The district court did not abuse its discretion in surmising that a sentence at the high end of the Guidelines range was necessary to provide just punishment and protect the public when the circumstances of the offense are viewed in combination with Reyes's criminal history. “[O]ur review of the substantive reasonableness of a sentence is deferential and will provide relief only in rare cases.” United States v. Ressam, 679 F.3d 1069, 1088 (9th Cir.2012) (en banc). This is not one of those “rare cases” where the district court abused its discretion by imposing a substantively unreasonable sentence.

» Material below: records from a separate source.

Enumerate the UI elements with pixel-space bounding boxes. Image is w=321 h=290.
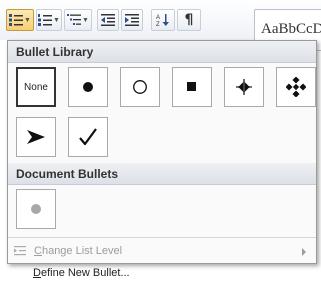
svg-text:Z: Z <box>156 22 160 27</box>
four-diamonds-icon <box>236 79 252 95</box>
define-new-bullet-label: Define New Bullet... <box>33 267 130 279</box>
bullet-none-label: None <box>24 81 48 93</box>
chevron-down-icon[interactable]: ▼ <box>82 17 89 24</box>
bullet-diamond-star[interactable] <box>276 67 316 107</box>
style-preview[interactable]: AaBbCcD <box>261 21 321 38</box>
document-bullets-title: Document Bullets <box>16 167 119 181</box>
numbering-button[interactable]: ▼ <box>36 9 62 31</box>
gray-circle-icon <box>31 204 41 214</box>
bullets-dropdown: Bullet Library None Document Bullets Cha… <box>7 40 317 264</box>
submenu-arrow-icon <box>302 248 306 256</box>
bullet-library-header: Bullet Library <box>8 41 316 63</box>
multilevel-list-button[interactable]: ▼ <box>64 9 92 31</box>
bullet-hollow-circle[interactable] <box>120 67 160 107</box>
bullet-checkmark[interactable] <box>68 117 108 157</box>
increase-indent-button[interactable] <box>121 9 143 31</box>
show-hide-button[interactable]: ¶ <box>177 9 201 31</box>
increase-indent-icon <box>125 14 139 26</box>
numbering-icon <box>38 14 53 26</box>
svg-text:A: A <box>156 15 160 21</box>
arrowhead-icon <box>27 130 45 144</box>
ribbon-toolbar: ▼ ▼ ▼ A Z ¶ AaBbCcD <box>0 0 321 51</box>
filled-square-icon <box>187 82 196 91</box>
bullet-four-diamonds[interactable] <box>224 67 264 107</box>
define-new-bullet-item[interactable]: Define New Bullet... <box>7 263 315 287</box>
document-bullets-header: Document Bullets <box>8 163 316 185</box>
document-bullet-gray-circle[interactable] <box>16 189 56 229</box>
pilcrow-icon: ¶ <box>184 12 194 28</box>
sort-button[interactable]: A Z <box>151 9 175 31</box>
bullet-filled-square[interactable] <box>172 67 212 107</box>
decrease-indent-button[interactable] <box>97 9 119 31</box>
bullets-icon <box>9 14 24 26</box>
bullet-library-title: Bullet Library <box>16 45 94 59</box>
multilevel-list-icon <box>67 14 82 25</box>
bullets-button[interactable]: ▼ <box>6 9 34 31</box>
bullet-filled-circle[interactable] <box>68 67 108 107</box>
change-list-level-icon <box>14 246 26 256</box>
bullet-arrowhead[interactable] <box>16 117 56 157</box>
change-list-level-item[interactable]: Change List Level <box>8 240 316 264</box>
change-list-level-label: Change List Level <box>34 245 123 257</box>
diamond-star-icon <box>286 77 306 97</box>
decrease-indent-icon <box>101 14 115 26</box>
filled-circle-icon <box>83 82 93 92</box>
chevron-down-icon[interactable]: ▼ <box>24 17 31 24</box>
bullet-none[interactable]: None <box>16 67 56 107</box>
checkmark-icon <box>79 128 97 146</box>
hollow-circle-icon <box>133 80 147 94</box>
menu-separator <box>8 237 316 238</box>
chevron-down-icon[interactable]: ▼ <box>53 17 60 24</box>
sort-icon: A Z <box>156 14 169 27</box>
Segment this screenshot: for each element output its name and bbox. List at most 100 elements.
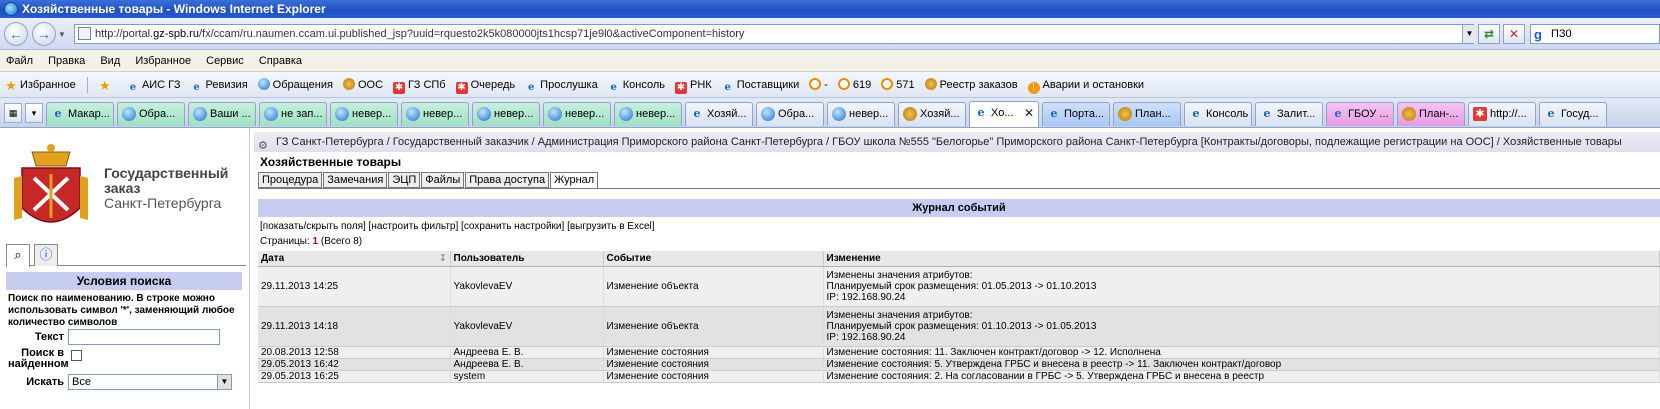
- browser-tab[interactable]: e Залит...: [1255, 102, 1323, 126]
- cell-event: Изменение объекта: [603, 266, 824, 307]
- doc-tab[interactable]: Замечания: [323, 172, 388, 188]
- change-line: Планируемый срок размещения: 01.05.2013 …: [826, 280, 1097, 292]
- favorites-button[interactable]: ★ Избранное: [0, 72, 81, 97]
- table-row[interactable]: 20.08.2013 12:58 Андреева Е. В. Изменение …: [258, 346, 1660, 359]
- favorite-link[interactable]: -: [804, 72, 833, 97]
- browser-tab[interactable]: Ваши ...: [188, 102, 256, 126]
- menu-tools[interactable]: Сервис: [200, 50, 250, 72]
- favorite-label: Аварии и остановки: [1042, 79, 1145, 91]
- clock-icon: [837, 78, 850, 90]
- menu-edit[interactable]: Правка: [42, 50, 91, 72]
- favorite-link[interactable]: e Ревизия: [186, 72, 253, 97]
- menu-favorites[interactable]: Избранное: [129, 50, 197, 72]
- browser-tab[interactable]: Хозяй...: [898, 102, 966, 126]
- browser-tab[interactable]: e Госуд...: [1539, 102, 1607, 126]
- browser-tab-label: План-...: [1419, 108, 1459, 120]
- table-row[interactable]: 29.05.2013 16:42 Андреева Е. В. Изменение …: [258, 358, 1660, 371]
- cell-change: Изменение состояния: 11. Заключен контра…: [823, 346, 1660, 359]
- table-row[interactable]: 29.11.2013 14:18 YakovlevaEV Изменение объ…: [258, 306, 1660, 347]
- browser-tab[interactable]: e Хо... ✕: [969, 101, 1039, 127]
- favorite-label: ГЗ СПб: [408, 79, 446, 91]
- favorite-link[interactable]: e Прослушка: [520, 72, 603, 97]
- browser-tab[interactable]: e Порта...: [1042, 102, 1110, 126]
- browser-tab[interactable]: невер...: [472, 102, 540, 126]
- browser-tab[interactable]: e Консоль: [1184, 102, 1252, 126]
- favorite-label: 571: [896, 79, 915, 91]
- favorite-link[interactable]: Реестр заказов: [920, 72, 1023, 97]
- browser-tab[interactable]: невер...: [614, 102, 682, 126]
- current-page-link[interactable]: 1: [313, 236, 319, 247]
- browser-tab[interactable]: невер...: [401, 102, 469, 126]
- address-dropdown[interactable]: ▼: [1462, 25, 1476, 43]
- column-date[interactable]: Дата ↧: [258, 251, 451, 267]
- favorite-link[interactable]: Обращения: [253, 72, 338, 97]
- search-in-found-label-2: найденном: [8, 358, 69, 370]
- close-tab-icon[interactable]: ✕: [1024, 102, 1034, 124]
- favorite-link[interactable]: e Поставщики: [717, 72, 805, 97]
- browser-tab[interactable]: не зап...: [259, 102, 327, 126]
- ie-icon: e: [527, 82, 535, 93]
- ie-icon: e: [1192, 107, 1200, 120]
- browser-tab[interactable]: e ГБОУ ...: [1326, 102, 1394, 126]
- quick-tabs-button[interactable]: ▦: [4, 103, 22, 123]
- back-button[interactable]: ←: [4, 22, 28, 46]
- column-event[interactable]: Событие: [603, 251, 824, 267]
- add-favorite-button[interactable]: ★: [94, 72, 119, 97]
- table-row[interactable]: 29.11.2013 14:25 YakovlevaEV Изменение объ…: [258, 266, 1660, 307]
- favorite-link[interactable]: e Консоль: [603, 72, 670, 97]
- browser-tab[interactable]: Обра...: [117, 102, 185, 126]
- favorite-link[interactable]: ! Аварии и остановки: [1023, 72, 1149, 97]
- recent-pages-dropdown[interactable]: ▼: [58, 30, 68, 40]
- favorite-link[interactable]: ✱ ГЗ СПб: [388, 72, 451, 97]
- column-user[interactable]: Пользователь: [450, 251, 604, 267]
- doc-tab[interactable]: Журнал: [550, 172, 599, 189]
- search-box[interactable]: g ПЗ0: [1530, 24, 1660, 44]
- favorite-label: Прослушка: [540, 79, 598, 91]
- ie-icon: e: [1050, 107, 1058, 120]
- favorite-link[interactable]: 619: [833, 72, 876, 97]
- favorite-link[interactable]: ✱ Очередь: [451, 72, 521, 97]
- favorite-link[interactable]: e АИС ГЗ: [122, 72, 186, 97]
- sort-icon[interactable]: ↧: [439, 253, 447, 264]
- favorite-link[interactable]: ✱ РНК: [670, 72, 717, 97]
- tab-info[interactable]: ⓘ: [34, 244, 58, 266]
- breadcrumb-text[interactable]: ГЗ Санкт-Петербурга / Государственный за…: [276, 136, 1622, 148]
- address-prefix: http://portal.: [95, 28, 154, 40]
- table-row[interactable]: 29.05.2013 16:25 system Изменение состояни…: [258, 370, 1660, 383]
- window-title-bar: Хозяйственные товары - Windows Internet …: [0, 0, 1660, 18]
- doc-tab[interactable]: Процедура: [258, 172, 323, 188]
- doc-tab[interactable]: ЭЦП: [388, 172, 421, 188]
- search-in-select[interactable]: Все ▼: [68, 374, 232, 390]
- logo-line-2: заказ: [104, 180, 141, 196]
- menu-help[interactable]: Справка: [253, 50, 308, 72]
- tab-list-button[interactable]: ▾: [25, 103, 43, 123]
- browser-tab[interactable]: Обра...: [756, 102, 824, 126]
- browser-tab[interactable]: ✱ http://...: [1468, 102, 1536, 126]
- browser-tab[interactable]: e Макар...: [46, 102, 114, 126]
- globe-icon: [548, 107, 562, 121]
- address-bar[interactable]: http://portal.gz-spb.ru/fx/ccam/ru.naume…: [74, 24, 1474, 44]
- browser-tab[interactable]: невер...: [330, 102, 398, 126]
- text-input[interactable]: [68, 329, 220, 345]
- search-in-found-checkbox[interactable]: [71, 350, 82, 361]
- journal-header: Журнал событий: [258, 199, 1660, 217]
- favorite-link[interactable]: ООС: [338, 72, 388, 97]
- browser-tab[interactable]: План...: [1113, 102, 1181, 126]
- tab-search[interactable]: ⌕: [6, 244, 30, 267]
- favorite-link[interactable]: 571: [876, 72, 919, 97]
- menu-view[interactable]: Вид: [94, 50, 126, 72]
- column-change[interactable]: Изменение: [823, 251, 1660, 267]
- browser-tab[interactable]: невер...: [543, 102, 611, 126]
- menu-file[interactable]: Файл: [0, 50, 39, 72]
- browser-tab[interactable]: План-...: [1397, 102, 1465, 126]
- refresh-button[interactable]: ⇄: [1478, 24, 1500, 44]
- doc-tab[interactable]: Права доступа: [465, 172, 550, 188]
- table-actions[interactable]: [показать/скрыть поля] [настроить фильтр…: [260, 221, 655, 232]
- browser-tab[interactable]: невер...: [827, 102, 895, 126]
- doc-tab[interactable]: Файлы: [421, 172, 465, 188]
- forward-button[interactable]: →: [32, 22, 56, 46]
- stop-button[interactable]: ✕: [1503, 24, 1525, 44]
- browser-tab[interactable]: e Хозяй...: [685, 102, 753, 126]
- favorite-label: ООС: [357, 79, 384, 91]
- cell-change: Изменение состояния: 2. На согласовании …: [823, 370, 1660, 383]
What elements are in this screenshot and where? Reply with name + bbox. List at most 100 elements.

We conclude that the district court's decision to conduct voir dire of Juror H outside of Reyes's presence violated Federal Rule of Criminal Procedure 43. But the error was harmless because “there is no reasonable possibility that prejudice resulted from the absence.” Marks, 530 F.3d at 813 (internal quotation marks and citation omitted). We hold that Reyes's exclusion from the side bar exchanges during jury selection did not violate his constitutional right to be present because the conferences were not instances where the defendant's “absence might frustrate the fairness of the proceedings.” Faretta, 422 U.S. at 819 n. 15, 95 S.Ct. 2525. Rather, any benefit of Reyes's presence at side bar would have been “but a shadow.” Snyder, 291 U.S. at 106–07, 54 S.Ct. 330. Finally, we conclude that the district court did not impose a substantively unreasonable sentence. We therefore AFFIRM the district court's judgment.